On July 15, the same Sunday morning as the World Cup Finals, a passionate and outspoken group of more than a dozen young Jewish adults gathered at the Moishe House in Canton for a program called “Brunch & Learn Tisha B’Av: Turning Tragedy into Action.” Tisha B’Av is the most mournful day on the Jewish calendar, commemorating the destruction of the temples in Jerusalem.
The intimate gathering was hosted by Repair the World: Baltimore, a part of Jewish Volunteer Connection, which is an agency of The Associated: Jewish Community Federation of Baltimore, and it was about as informal as a curated discussion could get. There was no stage or podium; attendees spoke freely and — most of the time — didn’t interrupt one another.
Many of the guests were active, if not professional, advocates for social justice, and worked in fields ranging from substance abuse counseling to politics.
One of the attendees, David Estrin, deals with turning tragedy into action as part of his everyday work. The grandson of four Holocaust survivors, Estrin is the founder and CEO of Together We Remember, a nonprofit that uses social media to transform Holocaust commemoration into action.
“To me, these sorts of gatherings are the work we need to be doing,” said Estrin of the Brunch & Learn. “Getting folks who have different points of view into the same room to have a really constructive discussion on the issues that are most urgent to our society, locally and globally, and to put that into the context of Jewish history, I think that’s a beautiful thing.”
While Tisha B’Av was the occasion for the gathering, the discussion was not intended to stay within the parameters of the holiday. Repair the World program associates Diana Goldsmith and Josh Sherman were there to facilitate the event, which included having the group read aloud from two essays, “In the Beginning There Was Not: A Tisha B’Av Reflection,” by Joshua Schwartz, and “A ‘Choice to Chase Away the Darkness,’ in Baltimore,” by Simon Fitzgerald, from The Baltimore Sun.
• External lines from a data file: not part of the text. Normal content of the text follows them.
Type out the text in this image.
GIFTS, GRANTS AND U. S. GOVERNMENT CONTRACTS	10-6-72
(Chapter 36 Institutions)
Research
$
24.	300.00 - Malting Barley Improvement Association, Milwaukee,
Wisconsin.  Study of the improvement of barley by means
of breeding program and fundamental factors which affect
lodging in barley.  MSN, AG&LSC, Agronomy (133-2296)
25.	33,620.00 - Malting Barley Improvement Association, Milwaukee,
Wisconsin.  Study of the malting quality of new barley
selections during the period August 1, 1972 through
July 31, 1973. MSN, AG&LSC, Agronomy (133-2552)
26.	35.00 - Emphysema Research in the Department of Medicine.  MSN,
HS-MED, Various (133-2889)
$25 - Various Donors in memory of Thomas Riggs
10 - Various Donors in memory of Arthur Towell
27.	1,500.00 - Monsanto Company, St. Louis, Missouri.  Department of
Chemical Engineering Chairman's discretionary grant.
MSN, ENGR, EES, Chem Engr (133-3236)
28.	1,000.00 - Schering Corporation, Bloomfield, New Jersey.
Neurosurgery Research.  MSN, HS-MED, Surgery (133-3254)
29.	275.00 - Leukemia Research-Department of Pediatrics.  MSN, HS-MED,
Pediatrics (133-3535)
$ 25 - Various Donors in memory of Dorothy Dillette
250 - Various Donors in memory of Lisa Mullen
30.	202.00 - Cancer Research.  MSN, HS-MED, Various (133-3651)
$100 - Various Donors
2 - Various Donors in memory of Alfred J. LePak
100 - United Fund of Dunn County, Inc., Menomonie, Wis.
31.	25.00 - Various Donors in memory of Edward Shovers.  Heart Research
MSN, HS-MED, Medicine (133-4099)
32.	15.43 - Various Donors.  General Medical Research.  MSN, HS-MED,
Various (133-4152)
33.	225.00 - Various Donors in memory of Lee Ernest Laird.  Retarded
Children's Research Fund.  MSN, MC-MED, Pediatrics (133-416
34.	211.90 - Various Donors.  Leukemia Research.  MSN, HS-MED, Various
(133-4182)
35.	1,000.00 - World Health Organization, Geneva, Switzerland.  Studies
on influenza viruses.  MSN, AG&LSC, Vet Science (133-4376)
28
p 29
The choice of essays was illustrative of the event’s purpose: to see the way the atrocities Jews have faced are analogous to contemporary injustice. Topics ranged from the Spanish Inquisition to the Occupy Wall Street movement, and from the Holocaust to the Baltimore Uprising in the wake of the death of Freddie Gray.
The group was varied not only in terms of race, gender and sexual orientation, but also when it came to opinions about policy implementation. Some topics got a little heated. There was debate about whether the leadership of Baltimore City, a majority black city run by a black mayor, can be racist against its own black citizens, for instance, and about whether it is right for Judaism to require that people relive trauma by observing Tisha B’Av.
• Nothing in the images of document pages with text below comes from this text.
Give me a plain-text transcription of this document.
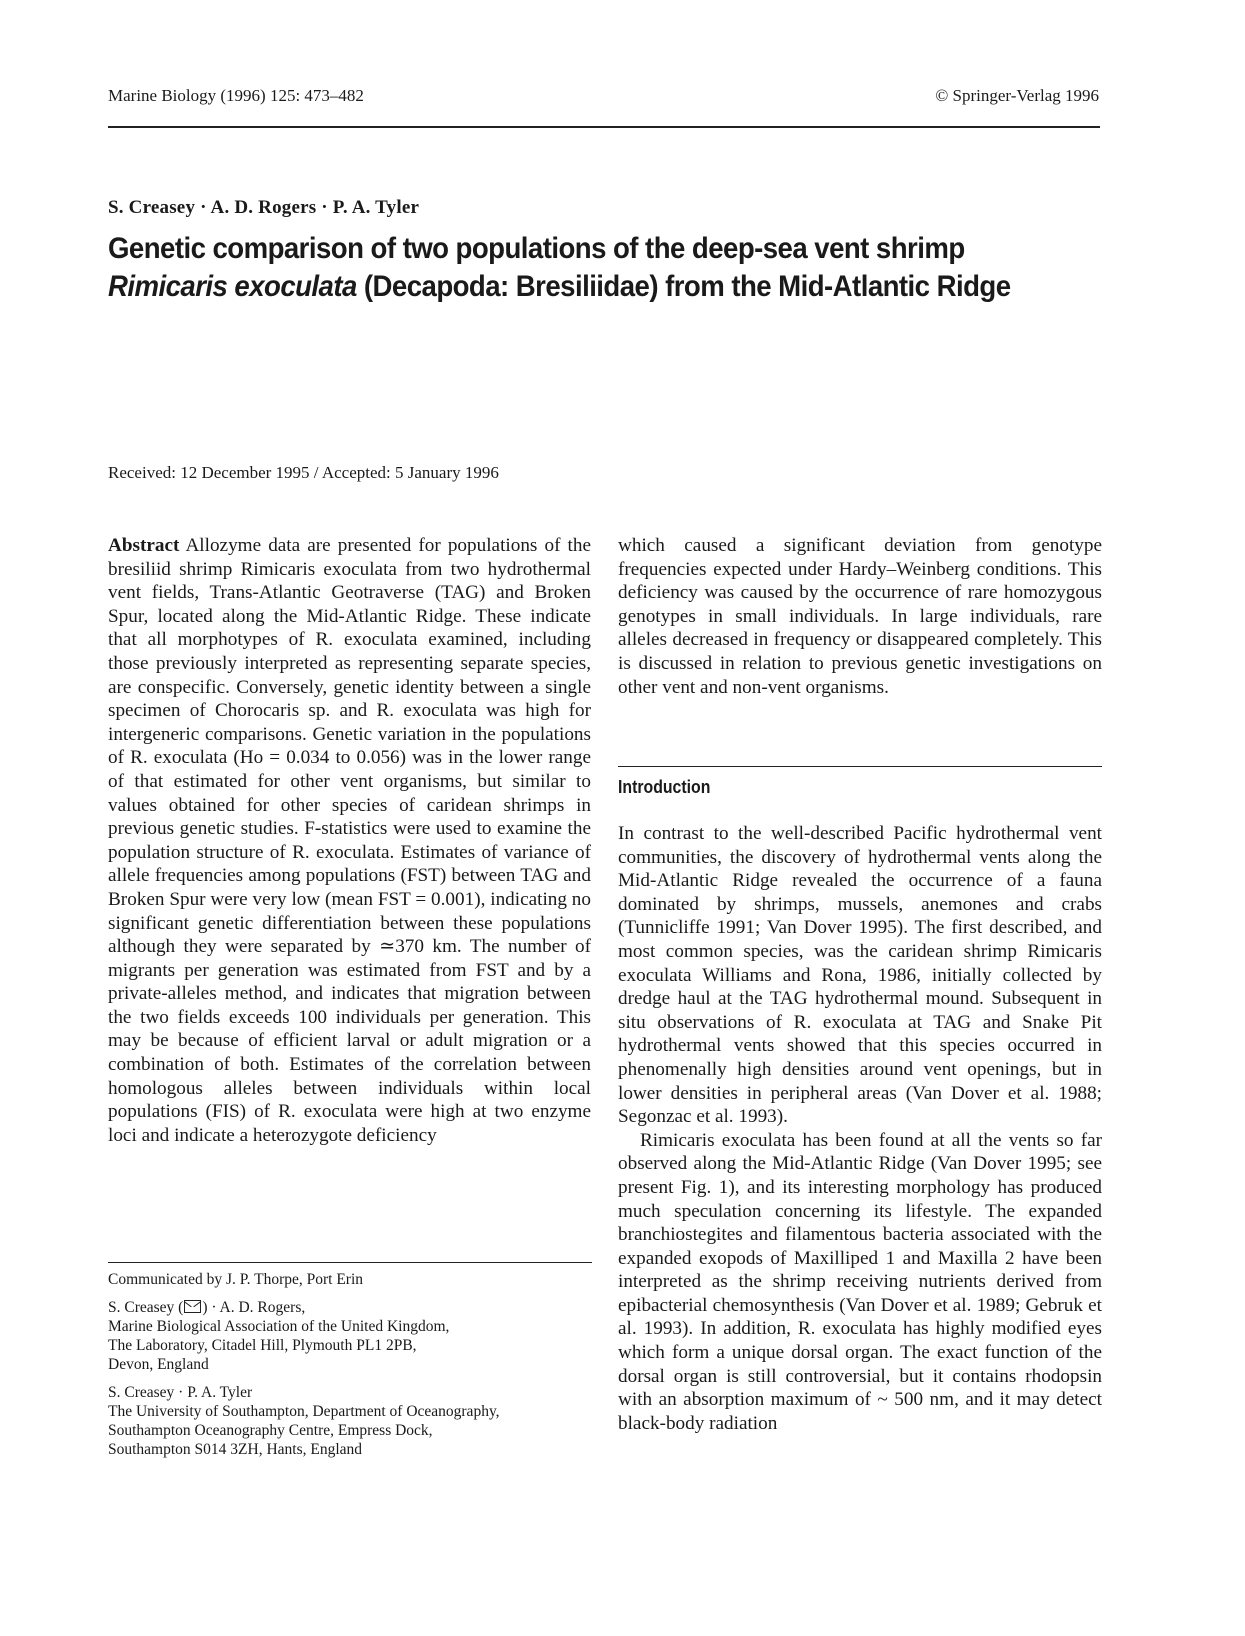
Marine Biology (1996) 125: 473–482	© Springer-Verlag 1996
S. Creasey · A. D. Rogers · P. A. Tyler
Genetic comparison of two populations of the deep-sea vent shrimp
Rimicaris exoculata (Decapoda: Bresiliidae) from the Mid-Atlantic Ridge
Received: 12 December 1995 / Accepted: 5 January 1996

Abstract Allozyme data are presented for populations of the bresiliid shrimp Rimicaris exoculata from two hydrothermal vent fields, Trans-Atlantic Geotraverse (TAG) and Broken Spur, located along the Mid-Atlantic Ridge. These indicate that all morphotypes of R. exoculata examined, including those previously interpreted as representing separate species, are conspecific. Conversely, genetic identity between a single specimen of Chorocaris sp. and R. exoculata was high for intergeneric comparisons. Genetic variation in the populations of R. exoculata (Ho = 0.034 to 0.056) was in the lower range of that estimated for other vent organisms, but similar to values obtained for other species of caridean shrimps in previous genetic studies. F-statistics were used to examine the population structure of R. exoculata. Estimates of variance of allele frequencies among populations (FST) between TAG and Broken Spur were very low (mean FST = 0.001), indicating no significant genetic differentiation between these populations although they were separated by ≃370 km. The number of migrants per generation was estimated from FST and by a private-alleles method, and indicates that migration between the two fields exceeds 100 individuals per generation. This may be because of efficient larval or adult migration or a combination of both. Estimates of the correlation between homologous alleles between individuals within local populations (FIS) of R. exoculata were high at two enzyme loci and indicate a heterozygote deficiency

Communicated by J. P. Thorpe, Port Erin

S. Creasey ( ) · A. D. Rogers,
Marine Biological Association of the United Kingdom,
The Laboratory, Citadel Hill, Plymouth PL1 2PB,
Devon, England

S. Creasey · P. A. Tyler
The University of Southampton, Department of Oceanography,
Southampton Oceanography Centre, Empress Dock,
Southampton S014 3ZH, Hants, England

which caused a significant deviation from genotype frequencies expected under Hardy–Weinberg conditions. This deficiency was caused by the occurrence of rare homozygous genotypes in small individuals. In large individuals, rare alleles decreased in frequency or disappeared completely. This is discussed in relation to previous genetic investigations on other vent and non-vent organisms.

Introduction

In contrast to the well-described Pacific hydrothermal vent communities, the discovery of hydrothermal vents along the Mid-Atlantic Ridge revealed the occurrence of a fauna dominated by shrimps, mussels, anemones and crabs (Tunnicliffe 1991; Van Dover 1995). The first described, and most common species, was the caridean shrimp Rimicaris exoculata Williams and Rona, 1986, initially collected by dredge haul at the TAG hydrothermal mound. Subsequent in situ observations of R. exoculata at TAG and Snake Pit hydrothermal vents showed that this species occurred in phenomenally high densities around vent openings, but in lower densities in peripheral areas (Van Dover et al. 1988; Segonzac et al. 1993).

Rimicaris exoculata has been found at all the vents so far observed along the Mid-Atlantic Ridge (Van Dover 1995; see present Fig. 1), and its interesting morphology has produced much speculation concerning its lifestyle. The expanded branchiostegites and filamentous bacteria associated with the expanded exopods of Maxilliped 1 and Maxilla 2 have been interpreted as the shrimp receiving nutrients derived from epibacterial chemosynthesis (Van Dover et al. 1989; Gebruk et al. 1993). In addition, R. exoculata has highly modified eyes which form a unique dorsal organ. The exact function of the dorsal organ is still controversial, but it contains rhodopsin with an absorption maximum of ~ 500 nm, and it may detect black-body radiation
“Those uncomfortable moments brought more depth to the conversation,” said Darrell Jackson, who was at the event. “If we’re in a room where everyone agrees, there is no conversation. I think especially with this day of remembrance, it’s important for us to remember the tragedy and then learn from the tragedy.”
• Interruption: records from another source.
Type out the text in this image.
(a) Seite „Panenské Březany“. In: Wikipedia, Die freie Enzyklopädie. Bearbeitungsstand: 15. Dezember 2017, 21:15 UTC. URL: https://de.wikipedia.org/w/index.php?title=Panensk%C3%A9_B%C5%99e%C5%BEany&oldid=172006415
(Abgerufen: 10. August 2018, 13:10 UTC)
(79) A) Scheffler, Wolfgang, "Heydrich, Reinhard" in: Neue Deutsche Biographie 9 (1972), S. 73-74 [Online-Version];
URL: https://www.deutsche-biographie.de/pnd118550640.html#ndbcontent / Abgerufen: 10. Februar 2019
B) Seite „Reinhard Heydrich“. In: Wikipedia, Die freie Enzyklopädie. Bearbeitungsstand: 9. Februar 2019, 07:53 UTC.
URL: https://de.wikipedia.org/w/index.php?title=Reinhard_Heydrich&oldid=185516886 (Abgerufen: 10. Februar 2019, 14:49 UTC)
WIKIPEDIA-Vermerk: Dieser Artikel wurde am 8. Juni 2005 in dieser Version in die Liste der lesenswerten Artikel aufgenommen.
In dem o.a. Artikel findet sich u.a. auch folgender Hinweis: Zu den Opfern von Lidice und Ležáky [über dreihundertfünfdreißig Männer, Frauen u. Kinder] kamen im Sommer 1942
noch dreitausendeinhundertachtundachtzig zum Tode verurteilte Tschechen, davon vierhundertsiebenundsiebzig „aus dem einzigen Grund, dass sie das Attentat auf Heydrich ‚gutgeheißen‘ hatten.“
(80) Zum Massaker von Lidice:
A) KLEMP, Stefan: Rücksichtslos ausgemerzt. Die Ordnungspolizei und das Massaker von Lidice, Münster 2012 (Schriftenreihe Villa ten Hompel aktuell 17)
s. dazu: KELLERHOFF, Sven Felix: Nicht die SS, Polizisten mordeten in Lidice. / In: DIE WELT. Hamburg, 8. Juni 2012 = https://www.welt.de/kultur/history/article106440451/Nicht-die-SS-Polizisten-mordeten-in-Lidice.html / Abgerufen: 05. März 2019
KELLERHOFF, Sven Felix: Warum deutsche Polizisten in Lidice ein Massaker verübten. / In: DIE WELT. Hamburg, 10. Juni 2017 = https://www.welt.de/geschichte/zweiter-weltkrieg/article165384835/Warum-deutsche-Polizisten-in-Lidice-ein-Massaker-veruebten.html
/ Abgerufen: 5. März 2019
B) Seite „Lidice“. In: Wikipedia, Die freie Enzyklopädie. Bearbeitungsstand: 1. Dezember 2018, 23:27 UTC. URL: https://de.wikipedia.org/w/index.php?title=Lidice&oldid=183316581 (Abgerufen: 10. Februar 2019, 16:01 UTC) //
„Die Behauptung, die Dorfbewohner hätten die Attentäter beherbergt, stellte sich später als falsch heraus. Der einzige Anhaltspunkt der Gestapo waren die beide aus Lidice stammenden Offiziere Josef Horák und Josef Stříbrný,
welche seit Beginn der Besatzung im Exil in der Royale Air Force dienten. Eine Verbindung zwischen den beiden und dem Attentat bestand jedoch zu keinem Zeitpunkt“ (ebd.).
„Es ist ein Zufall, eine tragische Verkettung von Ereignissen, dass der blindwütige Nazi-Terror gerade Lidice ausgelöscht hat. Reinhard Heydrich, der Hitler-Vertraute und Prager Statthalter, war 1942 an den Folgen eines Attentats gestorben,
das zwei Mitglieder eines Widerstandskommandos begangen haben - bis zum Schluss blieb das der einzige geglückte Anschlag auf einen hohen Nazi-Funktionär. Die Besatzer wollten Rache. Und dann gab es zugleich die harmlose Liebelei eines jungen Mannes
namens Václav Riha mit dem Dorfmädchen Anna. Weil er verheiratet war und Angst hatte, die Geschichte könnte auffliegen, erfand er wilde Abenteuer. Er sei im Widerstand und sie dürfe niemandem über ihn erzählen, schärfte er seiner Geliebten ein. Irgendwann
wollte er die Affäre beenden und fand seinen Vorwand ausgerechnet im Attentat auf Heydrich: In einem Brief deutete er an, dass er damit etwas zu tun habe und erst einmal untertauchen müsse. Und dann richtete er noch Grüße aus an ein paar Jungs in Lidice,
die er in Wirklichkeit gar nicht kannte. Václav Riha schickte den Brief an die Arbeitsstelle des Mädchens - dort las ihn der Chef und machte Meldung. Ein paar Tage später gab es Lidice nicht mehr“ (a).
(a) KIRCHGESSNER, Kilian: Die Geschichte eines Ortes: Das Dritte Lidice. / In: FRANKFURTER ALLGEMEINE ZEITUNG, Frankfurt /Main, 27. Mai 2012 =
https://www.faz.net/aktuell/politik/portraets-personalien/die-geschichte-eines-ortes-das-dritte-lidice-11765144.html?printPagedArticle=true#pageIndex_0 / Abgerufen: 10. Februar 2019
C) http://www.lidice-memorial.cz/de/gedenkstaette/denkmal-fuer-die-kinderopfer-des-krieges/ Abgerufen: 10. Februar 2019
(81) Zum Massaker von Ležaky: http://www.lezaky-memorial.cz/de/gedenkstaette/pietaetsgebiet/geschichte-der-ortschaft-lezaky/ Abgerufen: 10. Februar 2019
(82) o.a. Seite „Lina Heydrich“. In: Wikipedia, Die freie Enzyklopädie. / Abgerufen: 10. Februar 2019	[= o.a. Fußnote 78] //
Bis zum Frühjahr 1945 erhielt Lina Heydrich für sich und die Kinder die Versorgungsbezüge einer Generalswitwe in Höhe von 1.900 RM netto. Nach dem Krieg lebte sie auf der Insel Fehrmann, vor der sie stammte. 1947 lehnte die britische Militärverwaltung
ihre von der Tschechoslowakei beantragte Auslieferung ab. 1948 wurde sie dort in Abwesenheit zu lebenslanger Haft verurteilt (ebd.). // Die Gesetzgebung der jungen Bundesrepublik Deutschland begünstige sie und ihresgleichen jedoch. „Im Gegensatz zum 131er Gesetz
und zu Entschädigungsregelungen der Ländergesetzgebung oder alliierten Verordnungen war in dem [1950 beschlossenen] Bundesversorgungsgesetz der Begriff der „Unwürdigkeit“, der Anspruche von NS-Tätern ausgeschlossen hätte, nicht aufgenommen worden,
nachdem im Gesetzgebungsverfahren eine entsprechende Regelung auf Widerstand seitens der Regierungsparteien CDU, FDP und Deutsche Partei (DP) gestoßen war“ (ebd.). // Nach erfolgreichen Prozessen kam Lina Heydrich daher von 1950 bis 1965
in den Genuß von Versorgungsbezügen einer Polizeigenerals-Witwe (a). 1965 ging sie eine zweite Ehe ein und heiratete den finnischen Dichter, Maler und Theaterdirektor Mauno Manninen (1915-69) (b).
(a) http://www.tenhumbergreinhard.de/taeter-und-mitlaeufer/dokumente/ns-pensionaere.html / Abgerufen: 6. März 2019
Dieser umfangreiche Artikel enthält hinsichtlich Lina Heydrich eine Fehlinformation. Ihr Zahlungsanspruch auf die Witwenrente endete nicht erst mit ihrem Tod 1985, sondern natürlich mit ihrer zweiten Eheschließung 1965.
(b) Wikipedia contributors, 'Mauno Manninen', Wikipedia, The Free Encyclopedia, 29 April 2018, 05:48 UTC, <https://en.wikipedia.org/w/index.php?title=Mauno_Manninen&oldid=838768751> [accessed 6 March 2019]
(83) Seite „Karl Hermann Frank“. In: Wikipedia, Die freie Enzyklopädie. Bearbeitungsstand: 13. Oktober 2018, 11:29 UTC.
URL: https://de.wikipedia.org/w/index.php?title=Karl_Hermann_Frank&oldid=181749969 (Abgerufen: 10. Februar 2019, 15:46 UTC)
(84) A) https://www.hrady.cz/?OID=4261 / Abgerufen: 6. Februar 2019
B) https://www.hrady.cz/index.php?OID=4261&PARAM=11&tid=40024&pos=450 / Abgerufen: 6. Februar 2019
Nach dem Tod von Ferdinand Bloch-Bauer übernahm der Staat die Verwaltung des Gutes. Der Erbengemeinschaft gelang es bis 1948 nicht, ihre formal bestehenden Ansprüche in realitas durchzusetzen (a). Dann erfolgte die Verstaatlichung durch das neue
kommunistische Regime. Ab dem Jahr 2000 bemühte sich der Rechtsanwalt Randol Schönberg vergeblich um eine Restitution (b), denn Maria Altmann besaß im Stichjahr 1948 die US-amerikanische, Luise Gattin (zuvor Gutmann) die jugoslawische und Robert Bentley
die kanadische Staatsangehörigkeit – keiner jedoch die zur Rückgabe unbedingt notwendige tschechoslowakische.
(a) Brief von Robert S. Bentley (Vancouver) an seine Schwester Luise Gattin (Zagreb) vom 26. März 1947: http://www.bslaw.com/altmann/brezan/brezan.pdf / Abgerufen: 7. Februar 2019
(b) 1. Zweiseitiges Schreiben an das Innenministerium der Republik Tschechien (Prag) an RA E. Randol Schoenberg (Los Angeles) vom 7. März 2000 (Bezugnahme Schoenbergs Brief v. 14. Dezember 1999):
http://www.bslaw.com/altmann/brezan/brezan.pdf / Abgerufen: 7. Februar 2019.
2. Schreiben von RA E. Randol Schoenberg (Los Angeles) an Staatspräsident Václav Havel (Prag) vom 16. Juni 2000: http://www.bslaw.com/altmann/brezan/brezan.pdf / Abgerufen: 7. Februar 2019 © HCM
Karina Mandell, a Moishe House resident and founder and CEO of Green Smart Cities, called the disagreements a challenge, but one that encourages growth in the community.
“This conversation was invaluable to giving us an opportunity to critically think about our responsibility as Jews and as citizens in our communities and to the way we relate to past present and future,” she said. “It’s an opportunity for us to think about what actions we can take.”
Josh Sherman, a program associate at Repair the World, is confident that this group will continue to engage.
“People are walking away still having conversations,” he said after the program ended. “People have paired up and are still talking about things that were brought up during the conversation. People are invested, people are engaged in wanting to make a change in our community.”